Atatürk; Cumhuriyetin kuruluş yıllarında, Milliyetçi fikirlere çok ilgisiz kalındığından, bunun ülkeye zarar verdiğinden şikâyet eder. Bunun bir ülkü olduğunu, yok etmek için çeşitli mihrakların farklı söylemler geliştirdiğini belirterek bazı önemli girişimlere dikkat çeker.
Özellikle Anadolu coğrafyasında yaşayan; balkanlardan Hatay'a kadar uzanan bölgede hükümranlık sürmüş bir devletin, farklı değerlere sahip çıkması; insanların farklı kültür ve alışkanlıklarına güven duyması, bunları kendi özü ile birleştirmesi son derece uzun bir süreçtir.
***
650 yıllık bir imparatorluktan bahsettiğinizde, bu imparatorluğa katılmış olan insanların Milli bir yapıda buluşması hiç de kolay olmamıştır.
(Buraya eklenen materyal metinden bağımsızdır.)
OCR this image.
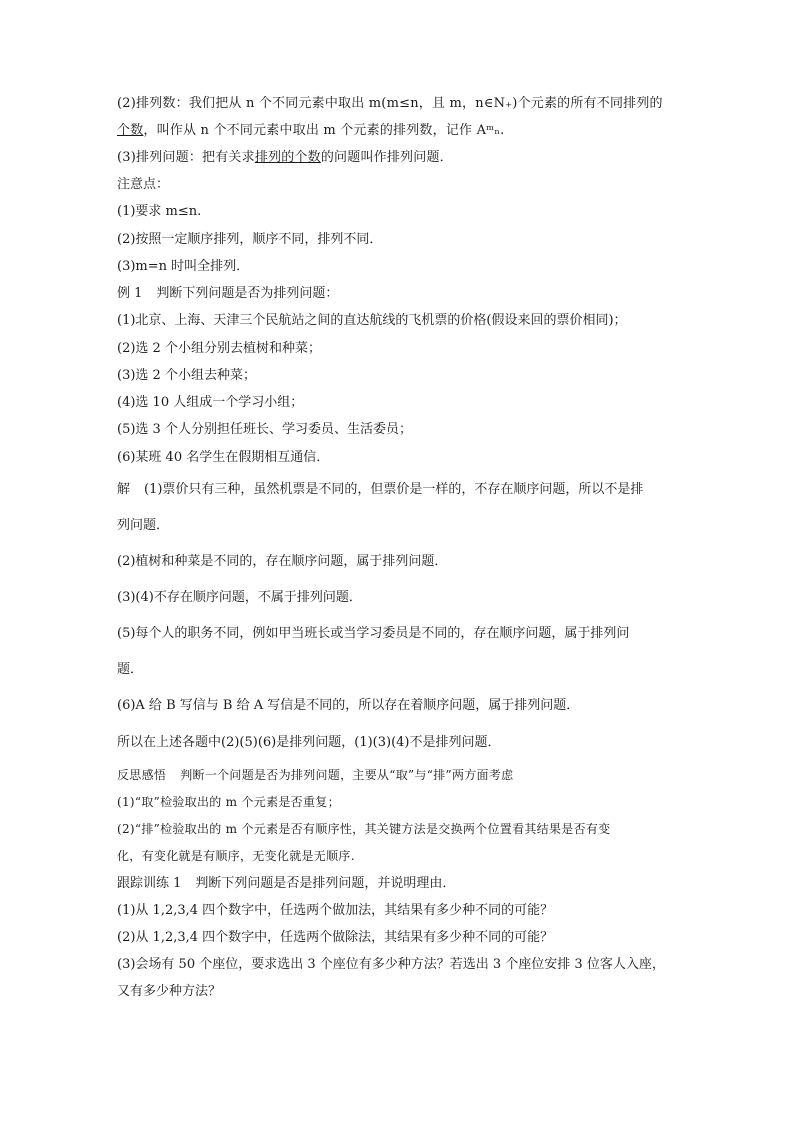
(2)排列数：我们把从 n 个不同元素中取出 m(m≤n，且 m，n∈N₊)个元素的所有不同排列的
个数，叫作从 n 个不同元素中取出 m 个元素的排列数，记作 Aᵐₙ.
(3)排列问题：把有关求排列的个数的问题叫作排列问题．
注意点：
(1)要求 m≤n.
(2)按照一定顺序排列，顺序不同，排列不同．
(3)m=n 时叫全排列．
例 1 判断下列问题是否为排列问题：
(1)北京、上海、天津三个民航站之间的直达航线的飞机票的价格(假设来回的票价相同)；
(2)选 2 个小组分别去植树和种菜；
(3)选 2 个小组去种菜；
(4)选 10 人组成一个学习小组；
(5)选 3 个人分别担任班长、学习委员、生活委员；
(6)某班 40 名学生在假期相互通信．
解 (1)票价只有三种，虽然机票是不同的，但票价是一样的，不存在顺序问题，所以不是排
列问题．
(2)植树和种菜是不同的，存在顺序问题，属于排列问题．
(3)(4)不存在顺序问题，不属于排列问题．
(5)每个人的职务不同，例如甲当班长或当学习委员是不同的，存在顺序问题，属于排列问
题．
(6)A 给 B 写信与 B 给 A 写信是不同的，所以存在着顺序问题，属于排列问题．
所以在上述各题中(2)(5)(6)是排列问题，(1)(3)(4)不是排列问题．
反思感悟 判断一个问题是否为排列问题，主要从“取”与“排”两方面考虑
(1)“取”检验取出的 m 个元素是否重复；
(2)“排”检验取出的 m 个元素是否有顺序性，其关键方法是交换两个位置看其结果是否有变
化，有变化就是有顺序，无变化就是无顺序.
跟踪训练 1 判断下列问题是否是排列问题，并说明理由．
(1)从 1,2,3,4 四个数字中，任选两个做加法，其结果有多少种不同的可能？
(2)从 1,2,3,4 四个数字中，任选两个做除法，其结果有多少种不同的可能？
(3)会场有 50 个座位，要求选出 3 个座位有多少种方法？若选出 3 个座位安排 3 位客人入座，
又有多少种方法？
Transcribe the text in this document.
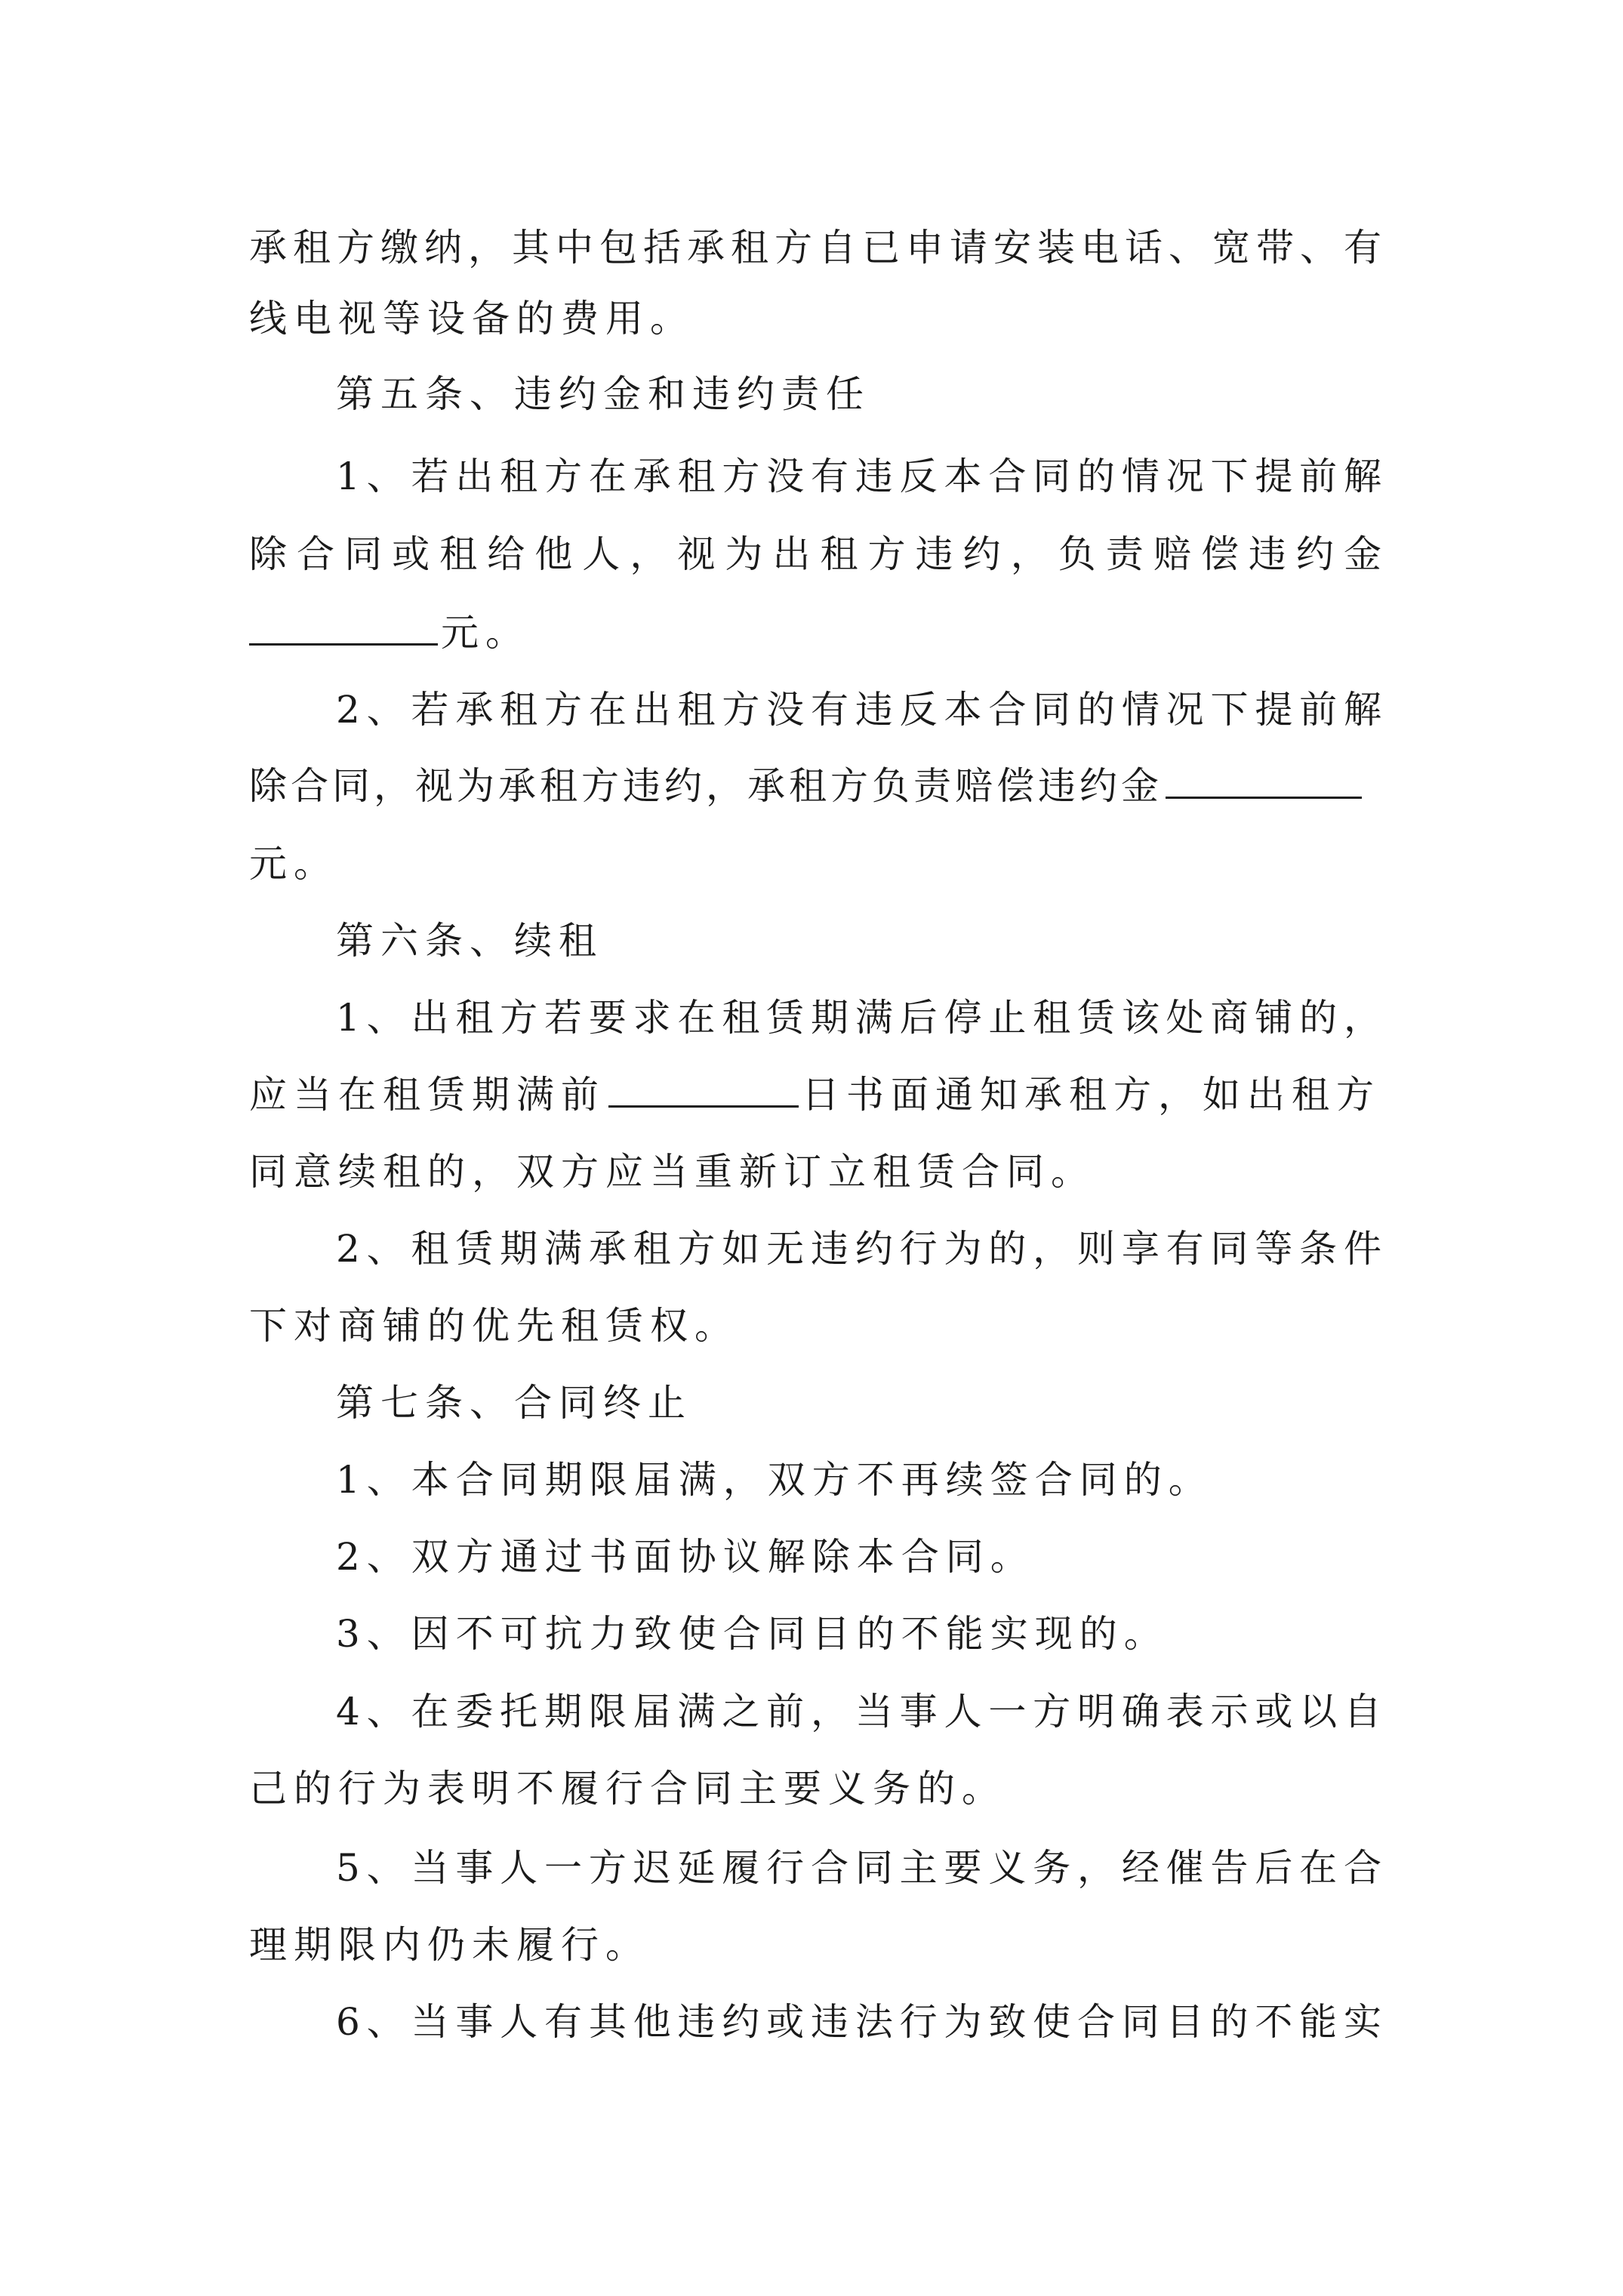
承租方缴纳，其中包括承租方自已申请安装电话、宽带、有
线电视等设备的费用。
第五条、违约金和违约责任
1、若出租方在承租方没有违反本合同的情况下提前解
除合同或租给他人，视为出租方违约，负责赔偿违约金
元。
2、若承租方在出租方没有违反本合同的情况下提前解
除合同，视为承租方违约，承租方负责赔偿违约金
元。
第六条、续租
1、出租方若要求在租赁期满后停止租赁该处商铺的，
应当在租赁期满前	日书面通知承租方，如出租方
同意续租的，双方应当重新订立租赁合同。
2、租赁期满承租方如无违约行为的，则享有同等条件
下对商铺的优先租赁权。
第七条、合同终止
1、本合同期限届满，双方不再续签合同的。
2、双方通过书面协议解除本合同。
3、因不可抗力致使合同目的不能实现的。
4、在委托期限届满之前，当事人一方明确表示或以自
己的行为表明不履行合同主要义务的。
5、当事人一方迟延履行合同主要义务，经催告后在合
理期限内仍未履行。
6、当事人有其他违约或违法行为致使合同目的不能实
Özellikle İslam dininin zengin tasavvuf felsefesi ışığında Anadolu erenleri herkesi kucaklamaya ve birleştirmeye çalışmış; kültürel farklılıkları bir ayrışma vesilesi değil, zenginlik olarak kabul ve işaret etmişlerdir.
İmparatorluğun dağılması aşamasında; yüzyıllardır vatan bildikleri Anadolu topraklarında yaşayanların yurdu işgal eden düşman kuvvetlere karşı birleşmesi, yardımlaşması, hiçbir ayrım yapmadan omuz-omuza savaşmış olması son derece önemlidir. Burada din faktörü ve dil faktörü ön plana çıkmıştır.
Bu direniş, Türkiye Cumhuriyetinin birleştirici harcı olmuştur. Dini, mezhebi dili ve ırkı ne olursa olsun cephede kan kardeşi olan insanları Milli bir dava uğrunda yazdıkları destanlarla birleştirmiş başka bir kurtuluş savaşı yoktur. Onları bir araya getiren sadece vatan sevgisi değildir. Yüzlerce yıl bir arada yaşamış olmanın biriktirdiği güzel anılar, yardımlaşmalar, aralarında oluşmuş hak ve hukuktur. Bütün bunlar Milli devlet temelinde buluşmalarını sağlamış, doğdukları topraklarda Türkiye Cumhuriyetinin birer ferdi olarak yeniden yaşama hak ve özgürlüğünü kazandırmıştır.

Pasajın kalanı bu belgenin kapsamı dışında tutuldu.